The layoffs come as BI — owned by publishing giant Axel Springer — has been threatened with a lawsuit by billionaire hedge fund manager Bill Ackman after it reported that his wife plagiarized academic papers while at MIT.
Ackman cheered the job cuts, calling the publication “a sleazy, unethical, defamer of some of our greatest heros.”
“It is a worthless POS rag run by the lowest of the low in journalism. It is a stain on humanity,” Ackman wrote on X, vowing that he will soon “share with the world their disgusting and illegal conduct.”
The Post has sought comment from Business Insider.
Axel Springer acquired a majority stake in Insider in 2015 and retired the “Business Insider” name in 2021 as it looked to expand coverage.
However, the company reversed the move when co-founder Henry Blodget stepped down as the CEO of the publication last November.
Media companies have been under pressure over the past year as advertisers pull back on spending due to still-high borrowing costs.
Sports Illustrated’s parent company announced last Friday that the venerable sports journalism magazine would be laying off most of its staff.
Earlier this week, the union representing employees at the LA Times said company management was planning to lay off 94 journalists, or 20% of its newsroom.
The layoffs represent about a fourth of the union’s membership, but are far lower than the number of Guild layoffs initially expected last week, said Matt Pearce, an LA Times reporter who heads the union representing the journalists.

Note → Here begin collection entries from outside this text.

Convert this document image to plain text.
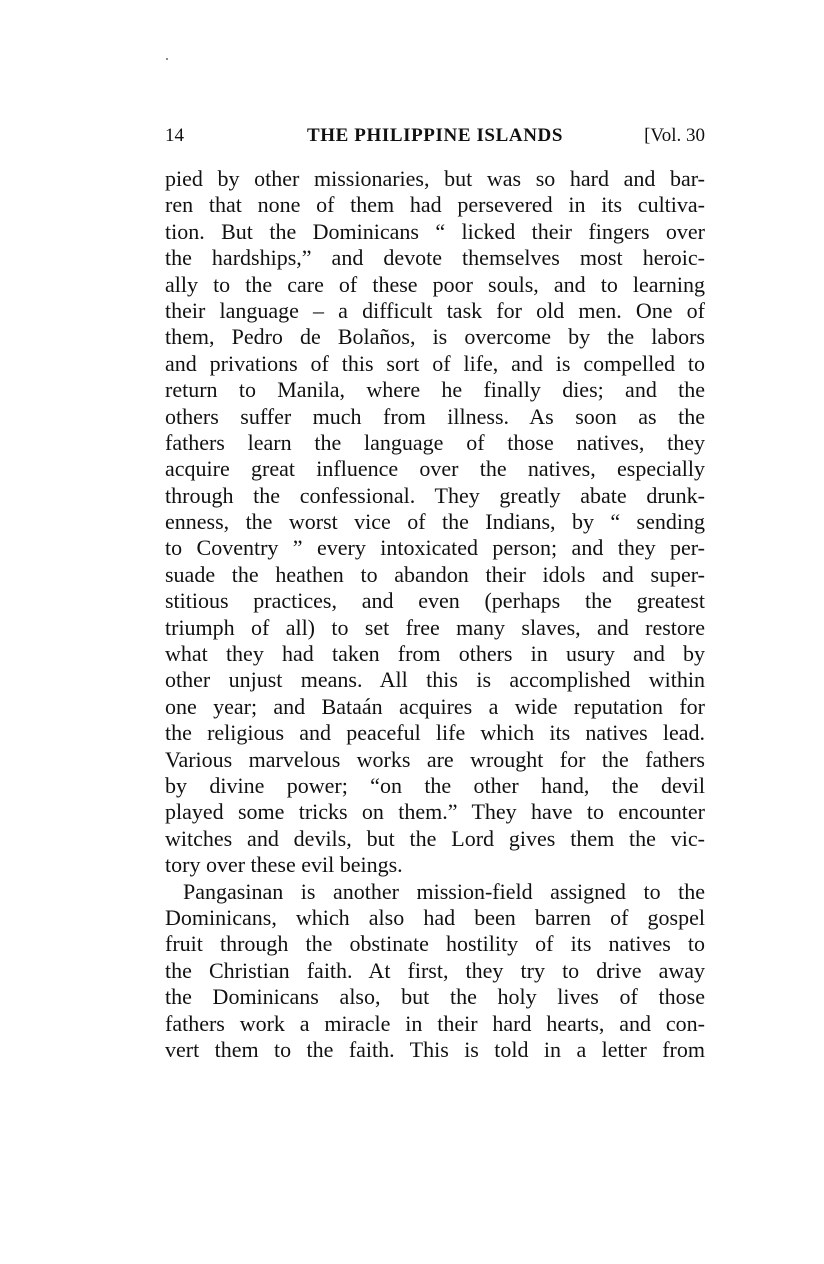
14	THE PHILIPPINE ISLANDS	[Vol. 30
pied by other missionaries, but was so hard and bar-
ren that none of them had persevered in its cultiva-
tion. But the Dominicans “ licked their fingers over
the hardships,” and devote themselves most heroic-
ally to the care of these poor souls, and to learning
their language – a difficult task for old men. One of
them, Pedro de Bolaños, is overcome by the labors
and privations of this sort of life, and is compelled to
return to Manila, where he finally dies; and the
others suffer much from illness. As soon as the
fathers learn the language of those natives, they
acquire great influence over the natives, especially
through the confessional. They greatly abate drunk-
enness, the worst vice of the Indians, by “ sending
to Coventry ” every intoxicated person; and they per-
suade the heathen to abandon their idols and super-
stitious practices, and even (perhaps the greatest
triumph of all) to set free many slaves, and restore
what they had taken from others in usury and by
other unjust means. All this is accomplished within
one year; and Bataán acquires a wide reputation for
the religious and peaceful life which its natives lead.
Various marvelous works are wrought for the fathers
by divine power; “on the other hand, the devil
played some tricks on them.” They have to encounter
witches and devils, but the Lord gives them the vic-
tory over these evil beings.
Pangasinan is another mission-field assigned to the
Dominicans, which also had been barren of gospel
fruit through the obstinate hostility of its natives to
the Christian faith. At first, they try to drive away
the Dominicans also, but the holy lives of those
fathers work a miracle in their hard hearts, and con-
vert them to the faith. This is told in a letter from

The layoffs come amid projections for another year of heavy losses for the newspaper, according to the LA Times report by James, which quoted owner Patrick Soon-Shiong as saying the paper loses $30 million to $40 million annually.
Time laid off around 30 journalists — or 15% of its union-represented editorial staff — on Tuesday.
Jessica Sibley, the magazine’s chief executive, wrote in a memo to staffers that the decision “was not made lightly.”
She said the job cuts were part of a “series of decisions to structure our company for long-term sustainability and growth.”
Condé Nast, the media giant whose properties include Vogue, GQ and Vanity Fair, announced it would be laying off around 5% of its staff.
The company also announced that it would be folding its music outlet Pitchfork into GQ, resulting in layoffs.